La Piscina es una novela de infancia que un adulto escribe con mano calculada para evadir el riesgo de las emociones, y el San Juan de esa infancia, en los años cincuenta del siglo pasado, que son los del estreno del estatus de estado libre asociado para Puerto Rico, es una ciudad tan desolada como sus personajes, que mantiene sus colores mortecinos mientras cambia el paisaje en el recuerdo, del paisaje rural, al provinciano, al urbano incipiente, porque es en el medio siglo cuando las ciudades caribeñas se hacen, abriéndose a la modernidad dudosa.
El niño Edgard, entre incertidumbres y ansiedades, anda por ese paisaje, alzando esos telones, caminando entre esas bambalinas, dividido entre los afectos y los desafectos, el padre con su estigma de mulato despreciado por la familia de la madre, herederos de ese pequeño orgullo de casta de la provincia, los blanquitos, los blanqueados, y en medio el abismo imposible de flanquear. Edgard vivirá con un pie en cada borde de ese abismo.
La novela está escrita en una prosa siempre acerada, como quien labra la piedra con el buril, que, al golpear, saca chispas de mordacidad de manera implacable, para esculpir a esos personajes de insomnio, empezando por la madre, qué retrato más despiadado, y qué apiadado el del padre, aunque el hijo que un día será arquitecto, y querrá medir al mundo entre el espacio y la luz, para fracasar también, parezca no perdonarlo en su mediocridad.
Memoria e invención van tan juntas en la novela, que no pueden verse las costuras de la escritura, y cuánto me seduce esa crónica de la noche del campeonato de la serie de beisbol del Caribe en ese viejo estadio de San Juan, que de tan coqueto parece siniestro, porque en eso soy parcial. Yo mismo soy el niño que entra a las graderías de la mano de su padre, deslumbrado por los fanales de las torres en la noche tropical.
Las puertas van cerrándose una tras otras a medida que volteamos las páginas de la novela.

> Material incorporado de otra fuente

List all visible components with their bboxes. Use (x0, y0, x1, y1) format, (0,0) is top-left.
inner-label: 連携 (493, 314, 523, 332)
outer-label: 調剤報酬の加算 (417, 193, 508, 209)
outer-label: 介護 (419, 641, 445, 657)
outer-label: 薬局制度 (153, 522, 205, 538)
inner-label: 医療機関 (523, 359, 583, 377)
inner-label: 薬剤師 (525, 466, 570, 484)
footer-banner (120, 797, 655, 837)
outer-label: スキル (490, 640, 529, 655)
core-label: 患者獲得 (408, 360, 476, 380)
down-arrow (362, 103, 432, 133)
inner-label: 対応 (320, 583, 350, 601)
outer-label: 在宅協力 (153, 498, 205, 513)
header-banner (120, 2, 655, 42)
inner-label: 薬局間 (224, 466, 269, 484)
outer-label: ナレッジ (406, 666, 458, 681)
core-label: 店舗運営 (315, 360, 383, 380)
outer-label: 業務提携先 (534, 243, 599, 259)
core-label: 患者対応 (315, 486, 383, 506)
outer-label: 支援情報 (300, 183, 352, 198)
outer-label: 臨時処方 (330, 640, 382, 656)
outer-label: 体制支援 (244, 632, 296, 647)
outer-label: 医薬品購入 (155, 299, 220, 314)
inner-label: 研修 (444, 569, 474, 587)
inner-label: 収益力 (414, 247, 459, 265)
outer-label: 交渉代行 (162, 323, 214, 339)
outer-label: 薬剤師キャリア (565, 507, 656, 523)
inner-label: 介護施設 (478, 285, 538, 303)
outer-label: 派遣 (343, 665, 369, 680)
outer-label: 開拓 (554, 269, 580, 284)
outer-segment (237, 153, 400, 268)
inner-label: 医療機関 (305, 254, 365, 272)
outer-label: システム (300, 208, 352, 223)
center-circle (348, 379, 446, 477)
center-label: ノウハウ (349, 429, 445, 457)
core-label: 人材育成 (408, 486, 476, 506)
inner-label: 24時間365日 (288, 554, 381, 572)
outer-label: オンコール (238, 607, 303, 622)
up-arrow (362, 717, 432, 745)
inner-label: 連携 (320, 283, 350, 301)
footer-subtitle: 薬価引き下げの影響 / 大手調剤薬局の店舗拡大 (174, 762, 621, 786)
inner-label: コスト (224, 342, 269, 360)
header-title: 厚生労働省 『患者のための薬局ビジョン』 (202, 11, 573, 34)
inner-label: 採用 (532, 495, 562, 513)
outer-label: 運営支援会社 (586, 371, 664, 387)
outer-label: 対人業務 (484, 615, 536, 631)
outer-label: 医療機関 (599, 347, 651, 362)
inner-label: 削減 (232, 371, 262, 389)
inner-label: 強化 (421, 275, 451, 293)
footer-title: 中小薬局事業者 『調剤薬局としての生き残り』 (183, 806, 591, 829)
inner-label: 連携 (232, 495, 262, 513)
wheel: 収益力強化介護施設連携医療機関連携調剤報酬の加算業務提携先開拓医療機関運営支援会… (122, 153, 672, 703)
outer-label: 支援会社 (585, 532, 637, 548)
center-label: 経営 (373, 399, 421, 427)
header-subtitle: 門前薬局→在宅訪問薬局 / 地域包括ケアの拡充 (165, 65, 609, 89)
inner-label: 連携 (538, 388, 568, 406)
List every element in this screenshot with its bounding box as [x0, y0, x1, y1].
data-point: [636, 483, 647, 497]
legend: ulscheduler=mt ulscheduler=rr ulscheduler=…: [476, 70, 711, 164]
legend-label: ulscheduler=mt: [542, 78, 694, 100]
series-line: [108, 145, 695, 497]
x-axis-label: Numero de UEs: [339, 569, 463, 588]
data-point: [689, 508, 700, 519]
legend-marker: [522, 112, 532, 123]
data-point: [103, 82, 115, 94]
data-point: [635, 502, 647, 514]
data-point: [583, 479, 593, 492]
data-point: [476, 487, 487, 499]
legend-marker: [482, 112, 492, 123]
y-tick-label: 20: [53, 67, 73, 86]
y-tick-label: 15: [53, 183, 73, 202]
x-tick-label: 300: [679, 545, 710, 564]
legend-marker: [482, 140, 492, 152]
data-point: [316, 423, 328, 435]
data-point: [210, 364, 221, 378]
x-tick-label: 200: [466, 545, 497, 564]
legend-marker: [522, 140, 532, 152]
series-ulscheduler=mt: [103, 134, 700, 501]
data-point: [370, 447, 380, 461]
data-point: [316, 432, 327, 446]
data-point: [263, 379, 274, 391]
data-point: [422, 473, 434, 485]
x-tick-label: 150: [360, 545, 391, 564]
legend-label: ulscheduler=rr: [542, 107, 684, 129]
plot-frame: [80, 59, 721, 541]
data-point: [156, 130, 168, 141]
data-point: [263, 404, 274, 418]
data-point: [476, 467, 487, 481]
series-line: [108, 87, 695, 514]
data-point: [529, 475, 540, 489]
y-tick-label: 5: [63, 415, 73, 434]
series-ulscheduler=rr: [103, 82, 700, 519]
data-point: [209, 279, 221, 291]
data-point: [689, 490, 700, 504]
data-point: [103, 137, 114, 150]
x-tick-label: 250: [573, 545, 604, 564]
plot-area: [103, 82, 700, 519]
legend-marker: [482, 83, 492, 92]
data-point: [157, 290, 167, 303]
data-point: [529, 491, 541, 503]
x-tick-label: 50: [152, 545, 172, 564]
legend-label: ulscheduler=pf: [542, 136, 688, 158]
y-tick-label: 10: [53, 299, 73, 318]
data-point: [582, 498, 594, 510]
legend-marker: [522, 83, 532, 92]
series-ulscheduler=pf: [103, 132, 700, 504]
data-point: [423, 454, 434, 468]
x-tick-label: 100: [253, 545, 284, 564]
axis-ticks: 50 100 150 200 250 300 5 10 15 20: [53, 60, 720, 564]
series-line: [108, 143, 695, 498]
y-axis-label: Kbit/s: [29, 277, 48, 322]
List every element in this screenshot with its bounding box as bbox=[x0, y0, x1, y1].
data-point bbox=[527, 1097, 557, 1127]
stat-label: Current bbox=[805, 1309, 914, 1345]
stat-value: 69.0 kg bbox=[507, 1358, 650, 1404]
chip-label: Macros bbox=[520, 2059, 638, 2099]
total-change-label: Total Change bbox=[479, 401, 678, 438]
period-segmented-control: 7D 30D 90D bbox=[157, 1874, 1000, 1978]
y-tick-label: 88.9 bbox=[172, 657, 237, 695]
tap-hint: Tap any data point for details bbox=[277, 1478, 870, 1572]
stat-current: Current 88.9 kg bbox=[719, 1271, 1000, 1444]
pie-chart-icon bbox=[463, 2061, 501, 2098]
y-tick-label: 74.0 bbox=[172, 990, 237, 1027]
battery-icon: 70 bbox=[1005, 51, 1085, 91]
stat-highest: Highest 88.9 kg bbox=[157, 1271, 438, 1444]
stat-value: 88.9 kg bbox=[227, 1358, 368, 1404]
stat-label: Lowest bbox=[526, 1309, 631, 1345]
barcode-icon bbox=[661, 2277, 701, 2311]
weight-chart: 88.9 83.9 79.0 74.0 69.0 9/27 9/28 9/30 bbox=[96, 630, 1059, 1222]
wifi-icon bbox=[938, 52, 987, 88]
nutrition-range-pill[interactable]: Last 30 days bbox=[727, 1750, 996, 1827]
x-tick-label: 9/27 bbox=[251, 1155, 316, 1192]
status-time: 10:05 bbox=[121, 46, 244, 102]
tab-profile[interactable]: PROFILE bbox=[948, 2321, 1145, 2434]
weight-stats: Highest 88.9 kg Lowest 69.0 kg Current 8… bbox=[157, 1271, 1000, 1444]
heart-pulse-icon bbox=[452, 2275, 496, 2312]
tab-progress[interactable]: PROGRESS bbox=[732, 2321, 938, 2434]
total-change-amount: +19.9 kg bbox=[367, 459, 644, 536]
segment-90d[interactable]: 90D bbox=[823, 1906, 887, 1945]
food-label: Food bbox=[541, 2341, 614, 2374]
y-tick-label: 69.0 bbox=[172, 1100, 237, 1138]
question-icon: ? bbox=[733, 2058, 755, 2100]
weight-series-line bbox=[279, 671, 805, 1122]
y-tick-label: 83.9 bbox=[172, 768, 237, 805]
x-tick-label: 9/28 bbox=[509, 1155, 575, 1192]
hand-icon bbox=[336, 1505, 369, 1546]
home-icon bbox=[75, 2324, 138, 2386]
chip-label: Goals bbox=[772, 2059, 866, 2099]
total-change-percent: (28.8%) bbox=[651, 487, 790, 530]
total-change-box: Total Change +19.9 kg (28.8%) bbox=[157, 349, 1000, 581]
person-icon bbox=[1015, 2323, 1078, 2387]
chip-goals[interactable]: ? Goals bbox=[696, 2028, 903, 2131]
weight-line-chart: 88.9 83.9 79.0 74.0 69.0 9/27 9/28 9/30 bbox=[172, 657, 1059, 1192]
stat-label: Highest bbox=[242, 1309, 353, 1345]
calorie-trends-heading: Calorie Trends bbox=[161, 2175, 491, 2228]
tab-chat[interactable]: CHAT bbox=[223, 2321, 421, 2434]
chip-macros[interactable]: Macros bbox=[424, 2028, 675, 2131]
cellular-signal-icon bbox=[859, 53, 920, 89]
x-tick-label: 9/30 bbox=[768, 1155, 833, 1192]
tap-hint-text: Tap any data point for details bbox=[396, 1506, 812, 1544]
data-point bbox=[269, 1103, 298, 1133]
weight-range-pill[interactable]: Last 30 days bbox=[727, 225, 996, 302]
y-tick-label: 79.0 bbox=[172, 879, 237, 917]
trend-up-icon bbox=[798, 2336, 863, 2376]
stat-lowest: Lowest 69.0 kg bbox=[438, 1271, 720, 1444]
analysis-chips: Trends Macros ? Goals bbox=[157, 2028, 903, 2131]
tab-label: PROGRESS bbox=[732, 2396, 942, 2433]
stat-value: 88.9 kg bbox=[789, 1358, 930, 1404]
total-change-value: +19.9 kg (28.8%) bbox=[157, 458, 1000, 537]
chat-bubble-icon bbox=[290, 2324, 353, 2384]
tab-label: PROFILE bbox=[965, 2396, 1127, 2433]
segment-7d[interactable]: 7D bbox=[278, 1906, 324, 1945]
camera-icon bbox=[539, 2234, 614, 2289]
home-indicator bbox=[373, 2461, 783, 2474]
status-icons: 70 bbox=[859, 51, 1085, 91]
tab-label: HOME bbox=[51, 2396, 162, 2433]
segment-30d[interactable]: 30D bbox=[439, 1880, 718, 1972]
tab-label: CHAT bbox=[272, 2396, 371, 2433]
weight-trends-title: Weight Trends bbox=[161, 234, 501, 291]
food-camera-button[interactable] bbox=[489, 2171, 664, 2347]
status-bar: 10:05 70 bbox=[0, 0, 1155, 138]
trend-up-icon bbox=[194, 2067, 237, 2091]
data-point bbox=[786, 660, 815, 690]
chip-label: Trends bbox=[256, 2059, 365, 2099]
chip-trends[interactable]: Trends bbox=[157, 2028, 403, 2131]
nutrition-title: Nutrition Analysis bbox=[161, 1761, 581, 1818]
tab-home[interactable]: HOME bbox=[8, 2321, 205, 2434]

No hay salvación para nadie. De pronto, Edgard, el arquitecto, que no es más que un amanuense del relato, se nos vuelve un personaje estrafalario, y trágico como lo es el personaje de su padre. Quiere construir una piscina en su modesta casa de campo preparando el retiro de su edad madura, una piscina entre las verdura de los montes, a ras del horizonte. Su amante lo observa haciendo sus medidas y cálculos. Pero, en verdad, lo que prepara es su tumba. La amante, que pasará a ser la voz cantante de este treno fúnebre final. Lo que Edgard quiere es una piscina profunda, una fosa.
Y el lector queda agradecido por la sorpresa. Que el arquitecto que sucumbe ante la pesadumbre y la soledad en que ha vivido envuelto desde niño, no flote muerto en la piscina desde la primera página, como William Holden en la primera escena de Sunset Boulevard.